Celluloid Improvisations logo Jazz on Film Mark Cantor

What do Rita Hayworth, Veronica Lake, Lucille Ball, Claudette Colbert, Loretta Young, Eva Gabor and Hedy Lamarr have in common? Well, a great deal, actually … movie stars with physical beauty, talent and charm, but not necessarily good singing voices. (Side note: Rita Hayworth can be heard singing in Gilda. She could put across anything.)

For these non-singing actresses the studios used a variety of performers who would record the vocal for the featured artist, who would later mime the words during photography. Among the best was Martha Mears, who recorded vocal tracks for all of the stars noted above. Mears is sadly one of the forgotten singers of the war years and beyond. She actually appears occasionally in short subjects and features of the 1930s and ’40, and is featured in this Soundie. Here Mears appears with singer Bill Roberts, about whom I have discovered nothing.

The orchestra on soundtrack is a radio/studio band led by Victor Young, although on screen we see an assembly of female instrumentalists from a a Los Angeles–based orchestra called the Modernettes. The band is led here by Lorriane Page.

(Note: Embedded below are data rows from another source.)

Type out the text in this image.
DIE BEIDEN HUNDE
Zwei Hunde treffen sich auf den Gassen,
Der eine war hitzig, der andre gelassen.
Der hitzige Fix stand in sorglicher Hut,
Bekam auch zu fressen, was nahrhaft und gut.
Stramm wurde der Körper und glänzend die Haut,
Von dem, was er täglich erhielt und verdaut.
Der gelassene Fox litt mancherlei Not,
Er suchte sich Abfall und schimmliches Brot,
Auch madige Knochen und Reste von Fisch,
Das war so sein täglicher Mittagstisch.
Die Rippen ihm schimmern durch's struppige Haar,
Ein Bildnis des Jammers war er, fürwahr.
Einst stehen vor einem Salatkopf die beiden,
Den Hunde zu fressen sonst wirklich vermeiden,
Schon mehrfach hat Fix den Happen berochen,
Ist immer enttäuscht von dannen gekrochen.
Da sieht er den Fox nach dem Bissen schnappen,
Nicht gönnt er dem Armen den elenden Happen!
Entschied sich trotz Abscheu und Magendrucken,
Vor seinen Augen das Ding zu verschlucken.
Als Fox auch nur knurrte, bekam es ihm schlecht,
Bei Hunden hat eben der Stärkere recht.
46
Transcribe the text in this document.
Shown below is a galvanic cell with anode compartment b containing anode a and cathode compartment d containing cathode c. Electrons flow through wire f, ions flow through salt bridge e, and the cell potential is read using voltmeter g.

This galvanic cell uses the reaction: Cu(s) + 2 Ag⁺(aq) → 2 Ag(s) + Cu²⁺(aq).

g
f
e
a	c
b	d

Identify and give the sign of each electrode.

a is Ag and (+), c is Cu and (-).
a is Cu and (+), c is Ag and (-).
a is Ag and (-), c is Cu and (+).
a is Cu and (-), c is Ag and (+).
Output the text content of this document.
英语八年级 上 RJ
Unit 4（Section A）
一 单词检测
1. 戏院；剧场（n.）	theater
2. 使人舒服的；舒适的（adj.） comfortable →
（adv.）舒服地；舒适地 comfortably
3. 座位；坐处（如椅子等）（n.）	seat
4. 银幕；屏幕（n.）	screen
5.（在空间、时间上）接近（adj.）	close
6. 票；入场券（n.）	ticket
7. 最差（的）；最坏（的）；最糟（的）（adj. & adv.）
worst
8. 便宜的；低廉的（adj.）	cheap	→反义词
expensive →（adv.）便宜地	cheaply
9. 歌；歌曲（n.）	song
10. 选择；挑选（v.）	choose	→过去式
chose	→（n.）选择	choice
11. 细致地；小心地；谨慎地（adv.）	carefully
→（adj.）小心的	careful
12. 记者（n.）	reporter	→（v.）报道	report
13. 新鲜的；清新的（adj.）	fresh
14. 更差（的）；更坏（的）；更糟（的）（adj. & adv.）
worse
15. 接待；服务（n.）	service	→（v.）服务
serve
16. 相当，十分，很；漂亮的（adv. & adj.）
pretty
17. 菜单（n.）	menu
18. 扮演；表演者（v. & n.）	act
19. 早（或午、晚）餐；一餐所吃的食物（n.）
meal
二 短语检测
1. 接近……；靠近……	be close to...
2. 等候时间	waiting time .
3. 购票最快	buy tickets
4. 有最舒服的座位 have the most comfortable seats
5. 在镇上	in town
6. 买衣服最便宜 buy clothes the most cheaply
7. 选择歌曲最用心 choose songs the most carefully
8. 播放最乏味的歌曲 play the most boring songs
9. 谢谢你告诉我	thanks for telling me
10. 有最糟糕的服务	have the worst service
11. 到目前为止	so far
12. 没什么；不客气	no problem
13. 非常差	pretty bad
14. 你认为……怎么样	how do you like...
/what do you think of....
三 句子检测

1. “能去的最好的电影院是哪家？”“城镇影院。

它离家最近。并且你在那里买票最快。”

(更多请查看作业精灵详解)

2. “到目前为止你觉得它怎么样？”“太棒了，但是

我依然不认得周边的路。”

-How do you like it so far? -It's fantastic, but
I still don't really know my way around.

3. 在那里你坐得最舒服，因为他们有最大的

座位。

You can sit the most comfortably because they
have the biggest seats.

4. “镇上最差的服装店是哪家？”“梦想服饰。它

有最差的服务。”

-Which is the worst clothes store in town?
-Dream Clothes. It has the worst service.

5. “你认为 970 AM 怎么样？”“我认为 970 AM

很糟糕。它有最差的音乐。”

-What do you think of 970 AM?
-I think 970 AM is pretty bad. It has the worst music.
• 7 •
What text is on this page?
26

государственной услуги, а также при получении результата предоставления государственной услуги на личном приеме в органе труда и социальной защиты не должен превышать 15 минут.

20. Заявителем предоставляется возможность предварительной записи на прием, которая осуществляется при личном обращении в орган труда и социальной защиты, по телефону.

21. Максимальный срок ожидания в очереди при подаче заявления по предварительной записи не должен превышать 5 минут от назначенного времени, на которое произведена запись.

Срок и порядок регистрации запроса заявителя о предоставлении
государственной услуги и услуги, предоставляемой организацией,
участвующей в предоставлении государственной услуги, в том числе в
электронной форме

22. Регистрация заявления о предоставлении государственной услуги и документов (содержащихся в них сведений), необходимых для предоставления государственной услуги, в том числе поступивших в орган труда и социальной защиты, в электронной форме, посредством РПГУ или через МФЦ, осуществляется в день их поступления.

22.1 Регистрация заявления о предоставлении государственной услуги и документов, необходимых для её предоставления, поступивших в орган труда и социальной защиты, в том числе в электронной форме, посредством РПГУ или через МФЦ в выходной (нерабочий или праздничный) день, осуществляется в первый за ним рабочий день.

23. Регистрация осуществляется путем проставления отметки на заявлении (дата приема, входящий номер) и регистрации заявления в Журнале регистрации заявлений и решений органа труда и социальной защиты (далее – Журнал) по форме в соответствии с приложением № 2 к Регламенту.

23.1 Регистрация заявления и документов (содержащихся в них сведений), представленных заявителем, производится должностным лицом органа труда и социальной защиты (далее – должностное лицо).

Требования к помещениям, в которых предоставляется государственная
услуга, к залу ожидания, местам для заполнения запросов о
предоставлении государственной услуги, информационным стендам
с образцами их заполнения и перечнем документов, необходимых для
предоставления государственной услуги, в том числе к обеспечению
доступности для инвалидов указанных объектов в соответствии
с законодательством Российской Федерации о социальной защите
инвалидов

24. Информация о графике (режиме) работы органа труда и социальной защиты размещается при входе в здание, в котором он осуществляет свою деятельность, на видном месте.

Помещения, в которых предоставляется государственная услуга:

Not much happens on screen in this Soundie, which is from the first weekly release of Soundies, January 5, 1941. Both vocalists sing the song … and that’s about it. So we can focus on that song, a great standard by Eddie DeLange and Jimmy Van Heusen called “Darn That Dream.” The song was introduced in a fascinating Broadway stage played called Swingin’ the Dream, a black cast adaptation of Shakespeare’s Midsummer Nights Dream. Among many it featured Louis Armstrong (Bottom the Weaver), Dorothy Dandridge (a fairy), Maxine Sullivan (Titania), Dorothy McGuire (Titanis) and Butterfly McQueen (Puck)

The jazz combos of Benny Goodman and Bud Freeman were also features. Alas, the show closed in less than two weeks. “Darn That Dream” is the standout song from the production, here receiving one of its earlier performances. If a bit static, the Soundie does indicate that in many ways producers were on the right track.